うかつだった、彼女がいない。運転していて彼女がいなくなったのにまったく気がつかなかった。照明つけて海中を照らす、彼女がどこにいるかの目星もついていないので見つかるとは到底思えない。無線もつけているが向こうが切っているか持っていないかで反応がない。
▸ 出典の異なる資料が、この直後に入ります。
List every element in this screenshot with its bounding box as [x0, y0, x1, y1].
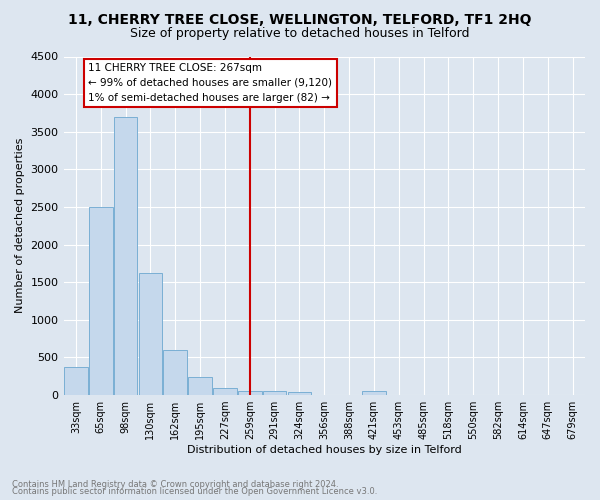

……行くしかない。さっきまで通っていた道すがら彼女が行きたそうな場所はいくつかあった、そこをしらみつぶしに潜っていく。早い鼓動が聞こえてくる、緊張、深呼吸をしてから闇に身を投じた。すべての音が消えて体の中で様々な音が反響している、ライトをつけて泳ぎ始めた。二〇分ほどの間で何度も闇の底から手が伸びてくるような感覚に襲われた、トラウマを克服できていない。自分の精神衛生なんかより彼女のほうが大事だ、手がかりの無いままかつての繁華街を泳ぐ。
「見つかっちゃったかー」
月明かりのように差し込んだ探査灯に照らされた彼女との無線が回復した、光の筋の中で舞う彼女と照らされた周囲の光景は幻想的で神々しささえ感じた。
「ごめんね、勝手に潜っちゃって」
怒った? と空に浮かぶ彼女を見ているとだんだんなんでもよくなってきた、そもそも最初から怒っていない。
「怒ってはいないけど驚いたし焦った、どうしようかと思って死ぬかと思った」
最悪そのまま置いて帰ったかもしれない、と言ったが。
「意地悪だけど来るって分かってたから潜ったんだ」笑いながら言っていた。
まだまだ行きたいところがあるとかで結局彼女に付き合っていたら途中で何度か休憩を挟んだものの夜明けまで潜ってしまっていた。
「結局こんな時間まで……」
「いいじゃんいいじゃん、トラウマ克服祝いだよ」
亡霊の泳ぐ海は消えてまた幻想的な静かで優しい海が戻ってきた、僕たちはこれからも未来の無い青色の世界をなんの理由もなしに泳ぎ続けると思う、彼女が望むならどこへでも泳ぎに行く。